O Peoples Dispatch afirma que a opinião pública mundial é favorável a que as patentes se tornem do domínio público, e lembra que a Índia e a África do Sul apresentaram uma moção na Organização Mundial do Comércio, apoiada por mais de 100 países, a favor da suspensão da legislação das patentes – tal como o fez o director-geral da Organização Mundial da Saúde, Tedros Adhanom Ghebreyesus, mais de cem vencedores do Prémio Nobel e 75 antigos dirigentes mundiais. Em Itália, uma petição a solicitar o fim das patentes sobre as vacinas já obteve quase 50 mil assinaturas.

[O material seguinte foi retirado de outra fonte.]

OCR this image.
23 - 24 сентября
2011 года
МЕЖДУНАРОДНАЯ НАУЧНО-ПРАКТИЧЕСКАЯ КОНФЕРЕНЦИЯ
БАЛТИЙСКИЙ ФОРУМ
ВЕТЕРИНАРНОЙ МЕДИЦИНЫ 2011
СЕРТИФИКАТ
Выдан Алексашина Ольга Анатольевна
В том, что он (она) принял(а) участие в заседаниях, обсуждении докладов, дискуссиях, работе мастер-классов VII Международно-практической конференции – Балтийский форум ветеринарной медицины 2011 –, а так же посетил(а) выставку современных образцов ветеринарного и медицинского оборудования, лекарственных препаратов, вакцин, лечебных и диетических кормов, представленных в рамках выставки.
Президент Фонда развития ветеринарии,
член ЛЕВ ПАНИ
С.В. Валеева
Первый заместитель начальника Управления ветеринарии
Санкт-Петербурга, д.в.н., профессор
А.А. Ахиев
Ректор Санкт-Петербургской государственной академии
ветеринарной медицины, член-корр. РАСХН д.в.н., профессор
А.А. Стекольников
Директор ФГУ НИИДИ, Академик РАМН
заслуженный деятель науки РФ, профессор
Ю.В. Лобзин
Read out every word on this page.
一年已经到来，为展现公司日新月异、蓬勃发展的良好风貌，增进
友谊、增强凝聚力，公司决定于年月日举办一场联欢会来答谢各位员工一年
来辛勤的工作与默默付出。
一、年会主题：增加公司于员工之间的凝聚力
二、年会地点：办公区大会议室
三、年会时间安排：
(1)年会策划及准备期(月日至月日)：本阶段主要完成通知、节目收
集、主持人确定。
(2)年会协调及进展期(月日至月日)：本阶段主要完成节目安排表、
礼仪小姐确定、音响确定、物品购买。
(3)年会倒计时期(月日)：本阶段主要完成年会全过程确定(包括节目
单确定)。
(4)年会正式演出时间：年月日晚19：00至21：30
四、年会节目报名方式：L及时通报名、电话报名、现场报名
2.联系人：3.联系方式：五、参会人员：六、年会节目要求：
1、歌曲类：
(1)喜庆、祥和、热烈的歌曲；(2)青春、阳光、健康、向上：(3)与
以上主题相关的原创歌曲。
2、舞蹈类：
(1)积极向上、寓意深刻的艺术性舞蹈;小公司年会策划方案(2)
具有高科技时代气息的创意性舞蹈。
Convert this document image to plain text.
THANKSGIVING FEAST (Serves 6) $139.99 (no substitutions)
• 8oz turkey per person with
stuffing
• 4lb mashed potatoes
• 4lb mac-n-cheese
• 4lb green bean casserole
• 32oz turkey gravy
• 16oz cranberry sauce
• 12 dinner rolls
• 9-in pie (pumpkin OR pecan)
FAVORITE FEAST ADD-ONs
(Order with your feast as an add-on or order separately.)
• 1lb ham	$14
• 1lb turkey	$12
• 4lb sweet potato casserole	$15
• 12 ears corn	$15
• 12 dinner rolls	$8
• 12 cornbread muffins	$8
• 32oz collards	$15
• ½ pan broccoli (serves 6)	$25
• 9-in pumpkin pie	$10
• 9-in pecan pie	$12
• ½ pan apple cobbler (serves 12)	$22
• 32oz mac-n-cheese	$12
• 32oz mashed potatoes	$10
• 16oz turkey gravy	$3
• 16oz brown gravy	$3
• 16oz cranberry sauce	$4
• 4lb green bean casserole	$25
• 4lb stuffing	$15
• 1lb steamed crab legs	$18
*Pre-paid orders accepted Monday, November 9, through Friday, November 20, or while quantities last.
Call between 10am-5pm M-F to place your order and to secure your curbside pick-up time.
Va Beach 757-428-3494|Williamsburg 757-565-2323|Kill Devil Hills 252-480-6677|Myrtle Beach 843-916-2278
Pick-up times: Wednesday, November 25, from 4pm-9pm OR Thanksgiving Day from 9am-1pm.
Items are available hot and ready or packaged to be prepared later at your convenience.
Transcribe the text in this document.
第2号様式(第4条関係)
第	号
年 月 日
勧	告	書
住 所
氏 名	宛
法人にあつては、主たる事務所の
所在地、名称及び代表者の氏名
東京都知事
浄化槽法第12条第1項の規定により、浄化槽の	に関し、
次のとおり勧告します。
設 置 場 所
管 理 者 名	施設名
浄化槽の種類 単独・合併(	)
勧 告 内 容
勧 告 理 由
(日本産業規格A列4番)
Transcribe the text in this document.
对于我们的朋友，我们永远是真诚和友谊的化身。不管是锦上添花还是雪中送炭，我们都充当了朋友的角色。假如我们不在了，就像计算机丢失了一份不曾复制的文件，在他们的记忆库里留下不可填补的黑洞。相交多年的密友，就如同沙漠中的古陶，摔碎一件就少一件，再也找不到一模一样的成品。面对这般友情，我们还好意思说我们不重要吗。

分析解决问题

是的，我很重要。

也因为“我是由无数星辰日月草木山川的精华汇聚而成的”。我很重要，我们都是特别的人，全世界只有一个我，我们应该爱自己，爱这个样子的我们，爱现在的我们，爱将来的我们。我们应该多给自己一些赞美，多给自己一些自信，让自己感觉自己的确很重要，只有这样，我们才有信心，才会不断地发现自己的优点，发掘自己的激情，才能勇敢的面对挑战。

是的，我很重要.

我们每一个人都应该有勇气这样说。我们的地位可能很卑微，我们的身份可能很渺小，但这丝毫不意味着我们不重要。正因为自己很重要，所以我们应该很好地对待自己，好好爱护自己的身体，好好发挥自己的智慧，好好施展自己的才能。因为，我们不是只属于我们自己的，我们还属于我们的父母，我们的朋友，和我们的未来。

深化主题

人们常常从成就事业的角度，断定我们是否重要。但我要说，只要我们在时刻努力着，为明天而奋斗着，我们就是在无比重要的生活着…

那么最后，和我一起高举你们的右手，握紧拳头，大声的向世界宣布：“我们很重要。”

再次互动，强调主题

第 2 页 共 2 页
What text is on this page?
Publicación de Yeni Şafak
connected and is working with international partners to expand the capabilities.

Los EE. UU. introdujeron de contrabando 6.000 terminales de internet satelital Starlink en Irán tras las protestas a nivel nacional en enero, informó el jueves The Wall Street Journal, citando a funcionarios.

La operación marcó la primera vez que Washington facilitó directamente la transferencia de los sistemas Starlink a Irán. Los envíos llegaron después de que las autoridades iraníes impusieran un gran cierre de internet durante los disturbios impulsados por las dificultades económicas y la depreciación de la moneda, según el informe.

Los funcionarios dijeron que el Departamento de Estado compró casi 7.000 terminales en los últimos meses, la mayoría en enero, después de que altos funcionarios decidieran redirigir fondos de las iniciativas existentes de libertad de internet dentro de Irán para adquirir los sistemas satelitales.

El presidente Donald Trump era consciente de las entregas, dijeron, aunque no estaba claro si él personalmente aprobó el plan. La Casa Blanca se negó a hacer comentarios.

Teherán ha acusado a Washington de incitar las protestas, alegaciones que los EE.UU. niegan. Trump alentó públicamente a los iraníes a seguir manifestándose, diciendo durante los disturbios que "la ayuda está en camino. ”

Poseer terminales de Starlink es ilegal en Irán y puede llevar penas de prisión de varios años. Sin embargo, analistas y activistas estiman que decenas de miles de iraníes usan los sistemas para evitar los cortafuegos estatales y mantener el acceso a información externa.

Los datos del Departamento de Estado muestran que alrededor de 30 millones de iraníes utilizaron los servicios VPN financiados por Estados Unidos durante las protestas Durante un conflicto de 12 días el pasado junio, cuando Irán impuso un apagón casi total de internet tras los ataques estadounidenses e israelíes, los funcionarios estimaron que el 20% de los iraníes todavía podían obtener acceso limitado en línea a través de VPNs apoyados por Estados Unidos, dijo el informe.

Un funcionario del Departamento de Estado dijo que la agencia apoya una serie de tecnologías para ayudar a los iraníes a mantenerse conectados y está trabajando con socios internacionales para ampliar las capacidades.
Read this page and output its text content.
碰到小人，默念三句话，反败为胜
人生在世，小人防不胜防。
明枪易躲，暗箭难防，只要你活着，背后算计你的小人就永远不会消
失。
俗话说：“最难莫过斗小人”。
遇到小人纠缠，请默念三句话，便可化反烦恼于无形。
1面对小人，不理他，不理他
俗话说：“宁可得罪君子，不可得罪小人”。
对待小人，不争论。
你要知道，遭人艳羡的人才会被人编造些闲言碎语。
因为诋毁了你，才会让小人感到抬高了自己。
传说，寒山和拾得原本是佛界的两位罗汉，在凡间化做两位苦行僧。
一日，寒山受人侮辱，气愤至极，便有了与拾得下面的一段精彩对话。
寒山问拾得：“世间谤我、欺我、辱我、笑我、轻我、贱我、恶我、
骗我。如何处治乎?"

O lucro à frente do interesse público

Para alguns políticos, defender os interesses de umas quantas  multinacionais farmacêuticas está acima do interesse público mundial de controlar a pandemia o mais rapidamente possível. Enquanto essas grandes empresas lucram milhares de milhões, o Banco Mundial estima que, só em 2020, mais 100 milhões de pessoas tenham caído para o nível da pobreza extrema (menos de 1,9 dólares por dia).

O posicionamento neoliberal condena os países mais pobres e põe em risco as próprias populações no Ocidente. Giuliano Granato afirma: «Se não interviermos imediatamente, garantindo o aumento da capacidade de produção, existe o risco de novas vagas de coronavírus resistentes aos medicamentos actuais.»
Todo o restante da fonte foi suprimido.